Come si può mettere la Nona di Beethoven in un diagramma cartesiano? Ci sono delle realtà
che non sono quantificabili. L’universo non è i miei numeri: è pervaso tutto dal mistero.
Chi non ha il senso del mistero è un uomo mezzo morto.
(A. Einstein)
Mio figlio, neuroatipico da più punti di vista e con un q.i un po’ più alto in alcune aree, ha cominciato da qualche giorno la quarta elementare. Stiamo combattendo affinché abbia più ore di sostegno. E oggi, per la prima volta dopo 4 anni, è uscito da scuola felice. Mi ha telefonato appena uscito per dirmi che ha preso “super campione” in matematica. “Ho fatto tutto bene, mamma! Non ho sbagliato niente!” gridava festoso dall’altra parte.
Ed io gli ho gridato quanto fossi felice per lui.
Per lui che in prima elementare contava guardando in aria…era come se li vedesse, i numeri. Poi, lui che si è sentito per troppo tempo stupido, vedeva gli altri che contavano sulle dita e ha cominciato a farlo pure lui.
Quest’estate, che era senza compiti per le vacanze, abbiamo fatto tante cose per gioco.

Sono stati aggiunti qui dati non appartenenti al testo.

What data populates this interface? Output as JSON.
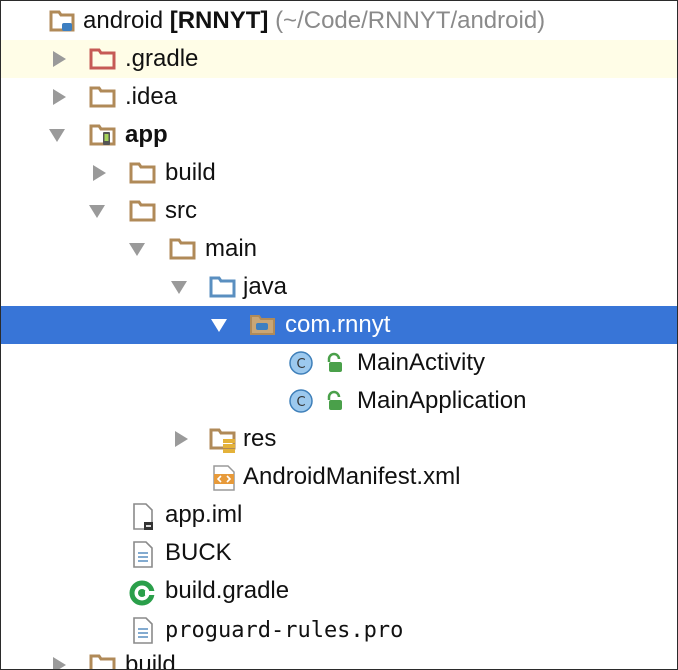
{
  "root": {
    "name": "android",
    "tag": "[RNNYT]",
    "path": "(~/Code/RNNYT/android)"
  },
  "items": {
    "gradle": ".gradle",
    "idea": ".idea",
    "app": "app",
    "build": "build",
    "src": "src",
    "main": "main",
    "java": "java",
    "package": "com.rnnyt",
    "main_activity": "MainActivity",
    "main_application": "MainApplication",
    "res": "res",
    "manifest": "AndroidManifest.xml",
    "app_iml": "app.iml",
    "buck": "BUCK",
    "build_gradle": "build.gradle",
    "proguard": "proguard-rules.pro",
    "build_root": "build"
  },
  "colors": {
    "selection": "#3875d7",
    "hover_row": "#fffde7",
    "folder": "#b08a58",
    "excluded_folder": "#c65a55",
    "source_folder": "#5a8fc0",
    "class_icon": "#9cc9ee",
    "lock_icon": "#4aa04a",
    "xml_icon": "#e79a3a",
    "gradle_icon": "#2a9f4a"
  },
  "icons": {
    "collapsed": "triangle-right-icon",
    "expanded": "triangle-down-icon",
    "folder": "folder-icon",
    "module": "module-folder-icon",
    "class": "class-icon",
    "file": "text-file-icon"
  }
}
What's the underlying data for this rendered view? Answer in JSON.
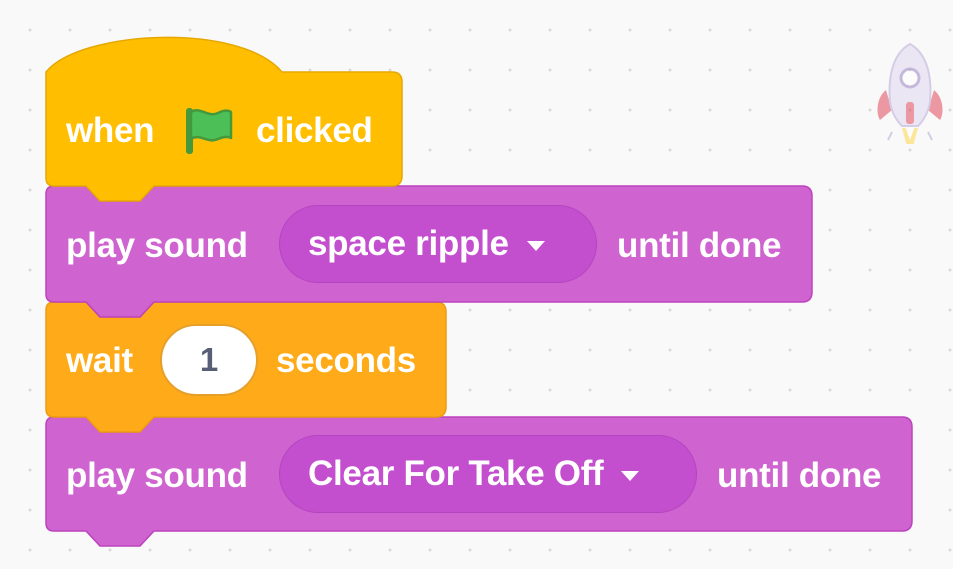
{
  "colors": {
    "events": "#ffbf00",
    "events_dark": "#e6a800",
    "sound": "#cf63cf",
    "sound_dark": "#bd42bd",
    "control": "#ffab19",
    "control_dark": "#ec9c13",
    "flag_green": "#4cbf56"
  },
  "script": {
    "hat_block": {
      "word_when": "when",
      "icon": "green-flag-icon",
      "word_clicked": "clicked"
    },
    "sound_block_1": {
      "word_play_sound": "play sound",
      "sound_name": "space ripple",
      "word_until_done": "until done"
    },
    "wait_block": {
      "word_wait": "wait",
      "value": "1",
      "word_seconds": "seconds"
    },
    "sound_block_2": {
      "word_play_sound": "play sound",
      "sound_name": "Clear For Take Off",
      "word_until_done": "until done"
    }
  },
  "sprite": {
    "icon": "rocketship-sprite-icon"
  }
}
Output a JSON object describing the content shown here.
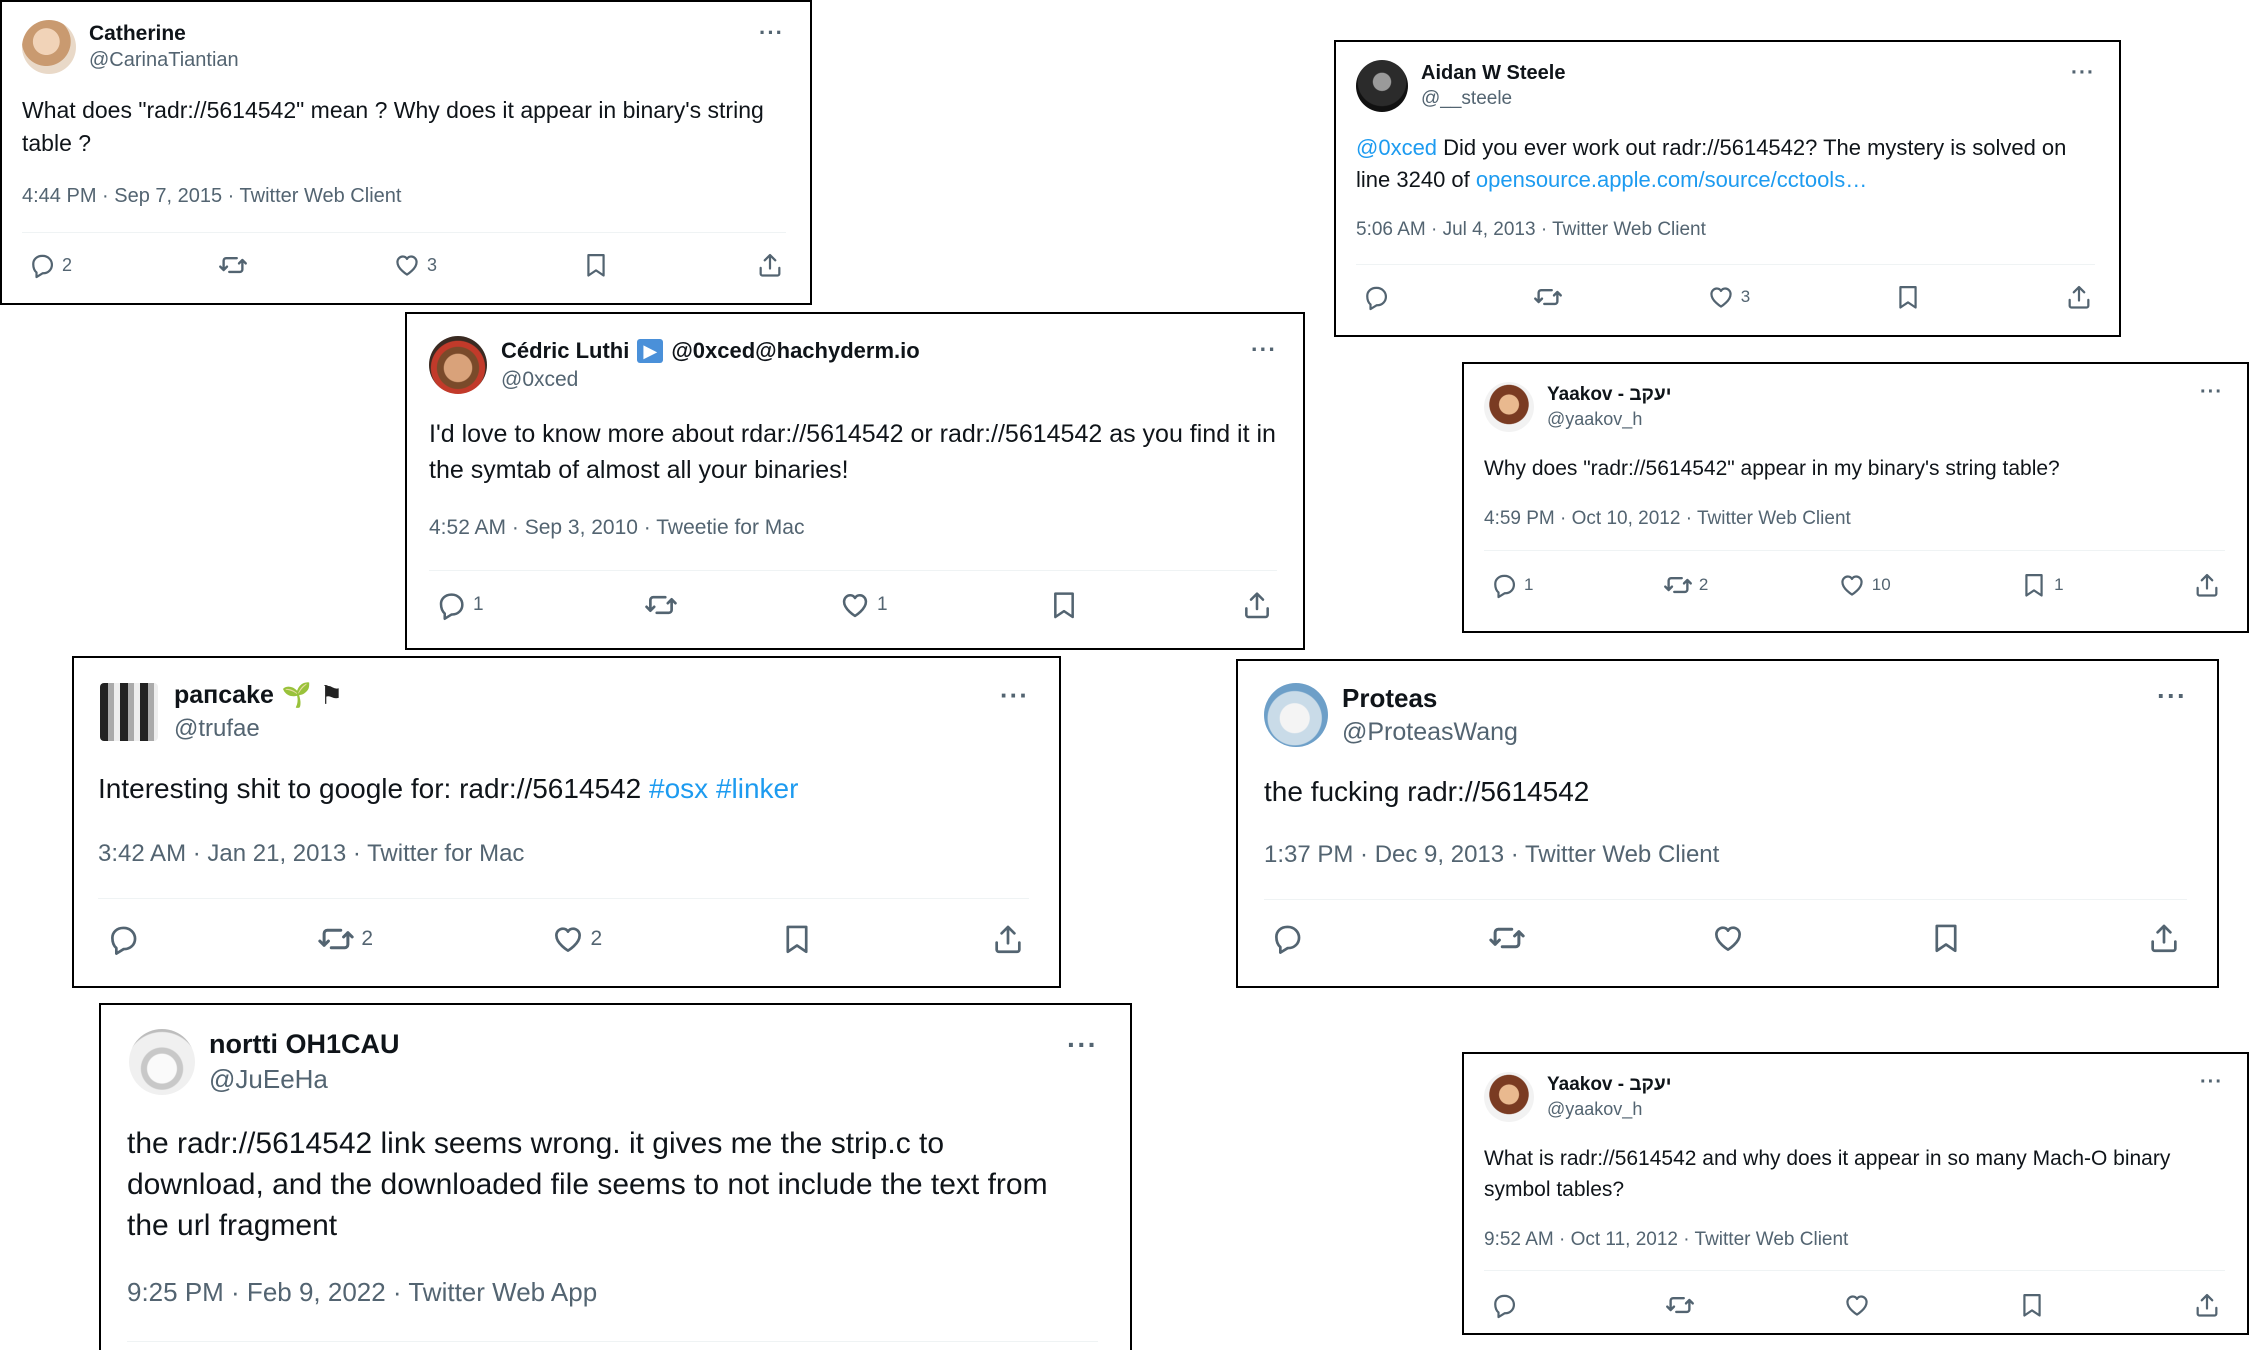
{
  "tweets": {
    "catherine": {
      "name": "Catherine",
      "handle": "@CarinaTiantian",
      "text": "What does \"radr://5614542\" mean ? Why does it appear in binary's string table ?",
      "meta": "4:44 PM · Sep 7, 2015 · Twitter Web Client",
      "counts": {
        "reply": "2",
        "retweet": "",
        "like": "3"
      }
    },
    "aidan": {
      "name": "Aidan W Steele",
      "handle": "@__steele",
      "text_mention": "@0xced",
      "text_mid": " Did you ever work out radr://5614542? The mystery is solved on line 3240 of ",
      "text_link": "opensource.apple.com/source/cctools…",
      "meta": "5:06 AM · Jul 4, 2013 · Twitter Web Client",
      "counts": {
        "reply": "",
        "retweet": "",
        "like": "3"
      }
    },
    "cedric": {
      "name": "Cédric Luthi",
      "badge": "▶",
      "name_suffix": "@0xced@hachyderm.io",
      "handle": "@0xced",
      "text": "I'd love to know more about rdar://5614542 or radr://5614542 as you find it in the symtab of almost all your binaries!",
      "meta": "4:52 AM · Sep 3, 2010 · Tweetie for Mac",
      "counts": {
        "reply": "1",
        "retweet": "",
        "like": "1"
      }
    },
    "yaakov1": {
      "name": "Yaakov - יעקב",
      "handle": "@yaakov_h",
      "text": "Why does \"radr://5614542\" appear in my binary's string table?",
      "meta": "4:59 PM · Oct 10, 2012 · Twitter Web Client",
      "counts": {
        "reply": "1",
        "retweet": "2",
        "like": "10",
        "bookmark": "1"
      }
    },
    "pancake": {
      "name": "paпcake",
      "emoji1": "🌱",
      "emoji2": "⚑",
      "handle": "@trufae",
      "text": "Interesting shit to google for: radr://5614542 ",
      "hashtags": "#osx #linker",
      "meta": "3:42 AM · Jan 21, 2013 · Twitter for Mac",
      "counts": {
        "reply": "",
        "retweet": "2",
        "like": "2"
      }
    },
    "proteas": {
      "name": "Proteas",
      "handle": "@ProteasWang",
      "text": "the fucking radr://5614542",
      "meta": "1:37 PM · Dec 9, 2013 · Twitter Web Client",
      "counts": {
        "reply": "",
        "retweet": "",
        "like": ""
      }
    },
    "nortti": {
      "name": "nortti OH1CAU",
      "handle": "@JuEeHa",
      "text": "the radr://5614542 link seems wrong. it gives me the strip.c to download, and the downloaded file seems to not include the text from the url fragment",
      "meta": "9:25 PM · Feb 9, 2022 · Twitter Web App"
    },
    "yaakov2": {
      "name": "Yaakov - יעקב",
      "handle": "@yaakov_h",
      "text": "What is radr://5614542 and why does it appear in so many Mach-O binary symbol tables?",
      "meta": "9:52 AM · Oct 11, 2012 · Twitter Web Client",
      "counts": {
        "reply": "",
        "retweet": "",
        "like": ""
      }
    }
  },
  "ui": {
    "more_glyph": "···"
  },
  "colors": {
    "link": "#1d9bf0",
    "muted": "#536471",
    "text": "#0f1419",
    "border": "#000000"
  },
  "icons": [
    "reply-icon",
    "retweet-icon",
    "like-icon",
    "bookmark-icon",
    "share-icon",
    "more-icon"
  ]
}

Matematica. Logica. Geometria. Italiano. Inglese. Visto dal vivo piante e animali da ogni luogo, e civiltà lontane in mostre ad hoc.
Senza ansia di finire. Senza stress. Il che, per un bambino che un quarto del tempo è disattento, un quarto è iperattivo, un quarto non è nel nostro mondo ma nel suo fatto di interessi e agiti stereotipati e ristretti coltivati in solitudine, è molto importante.

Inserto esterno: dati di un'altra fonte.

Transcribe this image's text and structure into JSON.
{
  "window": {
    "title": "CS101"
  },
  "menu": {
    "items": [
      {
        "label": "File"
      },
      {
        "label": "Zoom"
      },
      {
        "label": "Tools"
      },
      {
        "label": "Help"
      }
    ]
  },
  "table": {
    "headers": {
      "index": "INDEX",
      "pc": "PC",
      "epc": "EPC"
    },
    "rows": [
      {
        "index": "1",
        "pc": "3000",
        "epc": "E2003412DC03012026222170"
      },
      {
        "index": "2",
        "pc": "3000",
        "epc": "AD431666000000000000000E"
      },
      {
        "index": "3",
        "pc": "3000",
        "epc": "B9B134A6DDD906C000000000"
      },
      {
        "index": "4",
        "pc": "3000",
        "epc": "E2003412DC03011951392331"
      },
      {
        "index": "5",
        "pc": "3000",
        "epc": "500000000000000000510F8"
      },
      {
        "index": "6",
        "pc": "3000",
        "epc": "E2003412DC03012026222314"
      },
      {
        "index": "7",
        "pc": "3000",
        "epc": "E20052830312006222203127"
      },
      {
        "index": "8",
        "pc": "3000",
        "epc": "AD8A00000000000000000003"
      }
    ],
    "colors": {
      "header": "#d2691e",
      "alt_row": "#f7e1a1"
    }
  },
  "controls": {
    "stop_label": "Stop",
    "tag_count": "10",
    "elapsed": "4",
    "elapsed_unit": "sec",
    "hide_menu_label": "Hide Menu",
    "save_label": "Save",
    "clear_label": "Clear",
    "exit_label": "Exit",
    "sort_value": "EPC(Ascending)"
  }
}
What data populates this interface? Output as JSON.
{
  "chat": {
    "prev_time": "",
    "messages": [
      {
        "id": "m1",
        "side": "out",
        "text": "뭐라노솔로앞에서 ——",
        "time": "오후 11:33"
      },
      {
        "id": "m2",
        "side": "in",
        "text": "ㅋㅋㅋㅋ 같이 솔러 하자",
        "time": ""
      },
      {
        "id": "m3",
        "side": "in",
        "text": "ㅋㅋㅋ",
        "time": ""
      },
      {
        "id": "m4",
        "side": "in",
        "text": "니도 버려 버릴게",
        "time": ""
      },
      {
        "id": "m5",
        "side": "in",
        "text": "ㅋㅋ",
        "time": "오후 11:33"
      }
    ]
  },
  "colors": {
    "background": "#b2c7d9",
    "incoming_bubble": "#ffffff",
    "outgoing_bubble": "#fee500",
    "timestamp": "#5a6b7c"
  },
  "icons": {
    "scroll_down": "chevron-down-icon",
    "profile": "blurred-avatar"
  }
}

Ha trovato lo spazio e il tempo di vedere che enigmi e “compiti” possono essere come un gioco. Come una caccia al tesoro.
Qualcosa e’ bello.
Qualcosa e’ anche interessante. Qualcosa divertente.
Qualcosa dà noia, ma bisogna pure superare gli ostacoli… anche se l’ostacolo è nella tua mente, che ti fa pensare una cosa e scriverne un’altra.
Ora forse ha capito che stupido non è. Che funziona in un modo unico, che deve imparare a gestire. E che la sua mente meravigliosa può fare cose uniche come lui, se impara a darsi tempo (che non è quello degli altri). Che non deve fare a gara con i compagni. Che il voto non viene dato a te e non è vitale…lo dimostrano i voti di mamma.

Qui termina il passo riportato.